20 yıldır oynanmamış yerli oyunlar var
Şehir Tiyatroları repertuarının yerli oyun açısından oldukça zengin olduğunun altını çizen Güremen, hem yeni hem de klasik eserlerin bu repertuarda yer bulduğunun altını çiziyor ve ekliyor, “Bu sene Şehir Tiyatrosu’nda yeni yerli oyunlar var. Bir tanesi Türkiye Kayası. Bir tanesi Hıdrellez ve bunlar genç yazarların oyunları. Yerli klasikler de yabancı klasikler de oynanacak. Çağdaş yabancı ve yerli oyunlar da oynanacak.
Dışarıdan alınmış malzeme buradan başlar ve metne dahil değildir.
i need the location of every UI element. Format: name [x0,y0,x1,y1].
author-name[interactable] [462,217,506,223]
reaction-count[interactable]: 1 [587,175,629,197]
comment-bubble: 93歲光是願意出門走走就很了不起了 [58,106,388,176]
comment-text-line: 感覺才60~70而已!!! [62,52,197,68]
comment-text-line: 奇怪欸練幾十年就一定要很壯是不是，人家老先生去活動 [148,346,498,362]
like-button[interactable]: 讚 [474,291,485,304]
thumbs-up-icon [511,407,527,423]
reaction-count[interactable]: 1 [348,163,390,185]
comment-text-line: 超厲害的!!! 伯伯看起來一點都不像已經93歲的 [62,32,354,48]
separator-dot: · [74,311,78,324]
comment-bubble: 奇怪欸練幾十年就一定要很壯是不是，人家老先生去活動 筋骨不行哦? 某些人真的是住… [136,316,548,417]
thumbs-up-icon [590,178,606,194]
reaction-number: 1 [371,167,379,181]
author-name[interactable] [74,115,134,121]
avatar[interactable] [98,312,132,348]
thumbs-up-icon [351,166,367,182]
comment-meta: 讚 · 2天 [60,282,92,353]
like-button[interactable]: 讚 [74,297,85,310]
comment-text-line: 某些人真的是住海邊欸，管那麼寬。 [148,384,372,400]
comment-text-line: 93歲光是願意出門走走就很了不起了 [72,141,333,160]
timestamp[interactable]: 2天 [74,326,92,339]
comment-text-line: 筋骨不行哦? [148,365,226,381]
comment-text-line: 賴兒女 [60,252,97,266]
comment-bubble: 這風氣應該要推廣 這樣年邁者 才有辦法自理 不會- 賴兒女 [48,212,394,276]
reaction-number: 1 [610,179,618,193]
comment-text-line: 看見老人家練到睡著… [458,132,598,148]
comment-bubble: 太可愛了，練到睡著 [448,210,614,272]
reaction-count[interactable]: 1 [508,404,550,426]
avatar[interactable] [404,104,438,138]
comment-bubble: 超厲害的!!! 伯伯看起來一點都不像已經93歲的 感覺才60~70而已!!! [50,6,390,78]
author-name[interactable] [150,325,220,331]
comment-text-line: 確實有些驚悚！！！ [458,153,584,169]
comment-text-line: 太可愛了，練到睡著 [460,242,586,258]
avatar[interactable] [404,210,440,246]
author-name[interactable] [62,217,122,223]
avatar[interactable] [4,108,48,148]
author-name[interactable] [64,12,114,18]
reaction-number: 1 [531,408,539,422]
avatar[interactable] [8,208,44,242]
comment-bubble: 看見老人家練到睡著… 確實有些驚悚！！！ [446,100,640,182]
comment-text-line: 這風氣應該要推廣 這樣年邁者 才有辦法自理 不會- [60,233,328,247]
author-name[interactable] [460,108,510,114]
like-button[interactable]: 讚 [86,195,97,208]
Çünkü Şehir Tiyatrosu repertuarı çok geniş yelpazesi olan bir tiyatro. Şöyle bir repertuarlara bakılırsa daima yüzde elli yüzde altmış yerlidir. Ki bunların içinde Reşat Nuri Güntekin de, Recep Bilginer, Necati Cumalı, Nazım Hikmet, Necip Fazıl da vardır. Ama bunlar içinde 20 senedir oynanmamış olanlar da var.